Costo della manodopera e verifica dell’anomalia: l’utile aziendale non può essere incorporato

Il TAR Lombardia chiarisce quando il costo della manodopera non può includere utile aziendale e perché le giustificazioni non possono modificare l’offerta economica

di Redazione tecnica - 29/12/2025

Le conclusioni del TAR

Il ricorso è stato accolto, con annullamento dell’aggiudicazione e subentro della ricorrente nell’esecuzione dei lavori, previa verifica del possesso dei requisiti prescritti.

La sentenza indica chiaramente che il costo della manodopera indicato in offerta deve rappresentare un costo effettivo e “puro”, non suscettibile di compensazioni interne con utili o spese generali. L’indicazione separata non è una formalità, ma un elemento strutturale dell’offerta economica.

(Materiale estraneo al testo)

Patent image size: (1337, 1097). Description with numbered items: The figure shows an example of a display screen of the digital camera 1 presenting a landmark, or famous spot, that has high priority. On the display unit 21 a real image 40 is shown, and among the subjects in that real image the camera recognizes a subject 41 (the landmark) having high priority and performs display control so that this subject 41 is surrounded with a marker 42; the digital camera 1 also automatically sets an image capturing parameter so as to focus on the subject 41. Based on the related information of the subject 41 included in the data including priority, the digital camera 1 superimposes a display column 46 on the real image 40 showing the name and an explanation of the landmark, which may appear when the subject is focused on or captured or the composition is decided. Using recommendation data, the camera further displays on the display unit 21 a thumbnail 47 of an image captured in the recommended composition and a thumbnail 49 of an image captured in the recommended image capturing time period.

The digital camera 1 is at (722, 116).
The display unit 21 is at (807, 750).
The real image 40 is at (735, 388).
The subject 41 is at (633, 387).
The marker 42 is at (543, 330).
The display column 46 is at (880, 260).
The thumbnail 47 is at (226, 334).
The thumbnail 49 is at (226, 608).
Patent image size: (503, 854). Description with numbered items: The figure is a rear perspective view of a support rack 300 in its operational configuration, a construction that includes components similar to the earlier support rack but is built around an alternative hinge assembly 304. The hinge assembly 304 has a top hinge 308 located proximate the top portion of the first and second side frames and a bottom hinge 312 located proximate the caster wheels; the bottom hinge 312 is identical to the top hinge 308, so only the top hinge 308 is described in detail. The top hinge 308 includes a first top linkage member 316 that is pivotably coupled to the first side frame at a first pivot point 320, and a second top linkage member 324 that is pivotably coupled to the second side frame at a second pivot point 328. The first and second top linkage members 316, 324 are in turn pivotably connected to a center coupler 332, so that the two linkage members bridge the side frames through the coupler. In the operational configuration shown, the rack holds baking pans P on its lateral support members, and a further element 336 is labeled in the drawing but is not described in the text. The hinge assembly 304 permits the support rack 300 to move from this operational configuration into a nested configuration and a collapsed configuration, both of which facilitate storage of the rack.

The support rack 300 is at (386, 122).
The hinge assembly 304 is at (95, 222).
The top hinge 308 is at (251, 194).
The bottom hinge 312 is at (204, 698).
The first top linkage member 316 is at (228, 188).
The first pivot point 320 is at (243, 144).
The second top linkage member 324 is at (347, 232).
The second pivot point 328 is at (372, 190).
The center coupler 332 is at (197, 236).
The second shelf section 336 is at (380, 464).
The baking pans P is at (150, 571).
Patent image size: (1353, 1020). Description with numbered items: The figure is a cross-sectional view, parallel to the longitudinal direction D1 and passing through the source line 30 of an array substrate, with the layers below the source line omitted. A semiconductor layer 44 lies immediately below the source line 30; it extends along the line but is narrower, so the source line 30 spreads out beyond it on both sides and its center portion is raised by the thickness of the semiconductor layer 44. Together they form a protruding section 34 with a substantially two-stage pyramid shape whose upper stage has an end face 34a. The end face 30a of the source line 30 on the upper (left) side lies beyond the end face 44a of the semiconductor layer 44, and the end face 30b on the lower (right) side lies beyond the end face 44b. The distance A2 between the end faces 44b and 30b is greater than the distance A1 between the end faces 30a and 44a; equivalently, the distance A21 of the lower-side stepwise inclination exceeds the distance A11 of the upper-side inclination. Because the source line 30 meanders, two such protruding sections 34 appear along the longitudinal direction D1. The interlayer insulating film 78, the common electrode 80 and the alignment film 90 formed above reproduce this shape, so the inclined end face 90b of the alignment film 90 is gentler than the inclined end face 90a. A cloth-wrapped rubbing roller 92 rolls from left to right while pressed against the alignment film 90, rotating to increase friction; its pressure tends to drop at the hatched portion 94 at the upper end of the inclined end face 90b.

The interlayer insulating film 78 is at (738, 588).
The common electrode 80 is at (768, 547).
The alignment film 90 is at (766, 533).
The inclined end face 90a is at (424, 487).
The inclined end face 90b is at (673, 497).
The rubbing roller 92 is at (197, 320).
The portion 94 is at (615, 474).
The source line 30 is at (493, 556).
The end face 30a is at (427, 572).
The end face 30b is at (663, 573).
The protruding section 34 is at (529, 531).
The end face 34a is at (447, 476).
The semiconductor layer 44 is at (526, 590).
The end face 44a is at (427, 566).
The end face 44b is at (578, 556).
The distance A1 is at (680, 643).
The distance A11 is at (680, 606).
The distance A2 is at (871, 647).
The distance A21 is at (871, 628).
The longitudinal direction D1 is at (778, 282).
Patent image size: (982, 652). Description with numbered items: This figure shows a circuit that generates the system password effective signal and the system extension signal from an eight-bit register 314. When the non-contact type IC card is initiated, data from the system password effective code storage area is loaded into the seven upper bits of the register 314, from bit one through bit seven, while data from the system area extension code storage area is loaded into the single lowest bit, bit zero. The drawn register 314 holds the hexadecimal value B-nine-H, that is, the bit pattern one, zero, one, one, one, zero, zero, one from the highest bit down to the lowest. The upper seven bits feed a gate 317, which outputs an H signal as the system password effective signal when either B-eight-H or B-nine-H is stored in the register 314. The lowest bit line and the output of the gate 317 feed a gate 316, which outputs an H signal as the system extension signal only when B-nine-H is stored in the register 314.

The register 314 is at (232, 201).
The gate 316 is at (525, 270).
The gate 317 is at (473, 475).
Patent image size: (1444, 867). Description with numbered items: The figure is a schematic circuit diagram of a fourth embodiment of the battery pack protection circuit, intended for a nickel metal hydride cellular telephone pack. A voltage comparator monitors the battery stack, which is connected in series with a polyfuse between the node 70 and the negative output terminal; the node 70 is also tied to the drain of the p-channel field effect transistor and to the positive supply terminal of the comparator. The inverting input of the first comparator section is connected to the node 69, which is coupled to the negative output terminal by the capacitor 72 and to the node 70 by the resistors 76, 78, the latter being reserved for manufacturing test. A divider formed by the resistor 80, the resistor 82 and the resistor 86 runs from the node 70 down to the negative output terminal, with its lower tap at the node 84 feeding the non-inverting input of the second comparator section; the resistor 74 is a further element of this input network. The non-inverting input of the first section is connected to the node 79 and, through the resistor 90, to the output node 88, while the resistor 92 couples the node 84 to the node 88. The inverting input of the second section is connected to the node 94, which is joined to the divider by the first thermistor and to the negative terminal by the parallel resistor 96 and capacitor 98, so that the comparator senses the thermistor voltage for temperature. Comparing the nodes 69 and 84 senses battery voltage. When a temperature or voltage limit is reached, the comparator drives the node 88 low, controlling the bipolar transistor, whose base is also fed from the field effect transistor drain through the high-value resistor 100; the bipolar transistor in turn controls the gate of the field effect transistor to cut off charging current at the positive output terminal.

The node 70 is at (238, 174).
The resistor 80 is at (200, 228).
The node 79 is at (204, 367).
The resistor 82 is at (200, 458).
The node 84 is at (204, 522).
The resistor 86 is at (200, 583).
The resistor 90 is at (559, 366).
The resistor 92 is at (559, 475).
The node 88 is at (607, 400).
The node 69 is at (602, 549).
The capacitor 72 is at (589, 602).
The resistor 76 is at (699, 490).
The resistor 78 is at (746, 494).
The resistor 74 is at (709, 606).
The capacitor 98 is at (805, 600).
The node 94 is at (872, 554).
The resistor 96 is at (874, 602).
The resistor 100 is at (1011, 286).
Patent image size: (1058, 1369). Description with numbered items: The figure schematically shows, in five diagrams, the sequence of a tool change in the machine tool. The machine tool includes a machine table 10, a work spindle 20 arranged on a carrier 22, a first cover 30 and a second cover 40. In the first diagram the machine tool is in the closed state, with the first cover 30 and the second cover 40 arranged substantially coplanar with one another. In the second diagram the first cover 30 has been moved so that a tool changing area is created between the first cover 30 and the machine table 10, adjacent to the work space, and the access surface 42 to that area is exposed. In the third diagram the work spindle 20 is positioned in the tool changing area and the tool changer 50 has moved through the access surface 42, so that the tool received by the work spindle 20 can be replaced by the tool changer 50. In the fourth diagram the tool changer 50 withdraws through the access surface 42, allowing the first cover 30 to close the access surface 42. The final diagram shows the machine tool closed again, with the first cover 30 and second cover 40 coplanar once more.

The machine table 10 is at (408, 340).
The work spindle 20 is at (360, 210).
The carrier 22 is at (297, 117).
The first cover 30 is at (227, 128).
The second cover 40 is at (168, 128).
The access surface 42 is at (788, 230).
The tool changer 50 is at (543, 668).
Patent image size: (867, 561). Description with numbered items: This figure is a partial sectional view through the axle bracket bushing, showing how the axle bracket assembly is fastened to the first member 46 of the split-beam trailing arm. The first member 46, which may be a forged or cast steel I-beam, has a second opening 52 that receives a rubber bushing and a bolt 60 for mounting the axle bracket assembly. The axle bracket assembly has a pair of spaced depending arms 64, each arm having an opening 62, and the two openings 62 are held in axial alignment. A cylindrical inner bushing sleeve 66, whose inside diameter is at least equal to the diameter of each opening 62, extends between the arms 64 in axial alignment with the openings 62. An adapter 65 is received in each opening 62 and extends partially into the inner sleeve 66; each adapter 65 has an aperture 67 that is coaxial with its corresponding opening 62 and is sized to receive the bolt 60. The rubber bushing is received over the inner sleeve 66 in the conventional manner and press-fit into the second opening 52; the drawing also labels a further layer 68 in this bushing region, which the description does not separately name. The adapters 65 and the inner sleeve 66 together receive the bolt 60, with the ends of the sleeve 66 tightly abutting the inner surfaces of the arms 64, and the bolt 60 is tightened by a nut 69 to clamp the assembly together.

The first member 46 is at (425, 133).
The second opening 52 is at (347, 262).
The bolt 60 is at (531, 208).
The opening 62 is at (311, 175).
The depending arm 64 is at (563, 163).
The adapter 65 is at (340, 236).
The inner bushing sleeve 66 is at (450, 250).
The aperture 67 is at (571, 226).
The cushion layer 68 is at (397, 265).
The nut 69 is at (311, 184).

Non solo: la verifica di anomalia non può diventare la sede per ridefinire la composizione delle voci di costo. Le giustificazioni servono a spiegare la sostenibilità complessiva dell’offerta, non a modificarne gli elementi essenziali già cristallizzati in sede di presentazione.

Infine, il TAR fa un richiamo implicito a prestare attenzione nella lettura delle analisi prezzi: il fatto che il prezzo a base di gara includa una percentuale di utile e spese generali non consente di traslare tale logica sul costo della manodopera, che resta autonomo e sottratto a ogni forma di ribasso o rielaborazione postuma.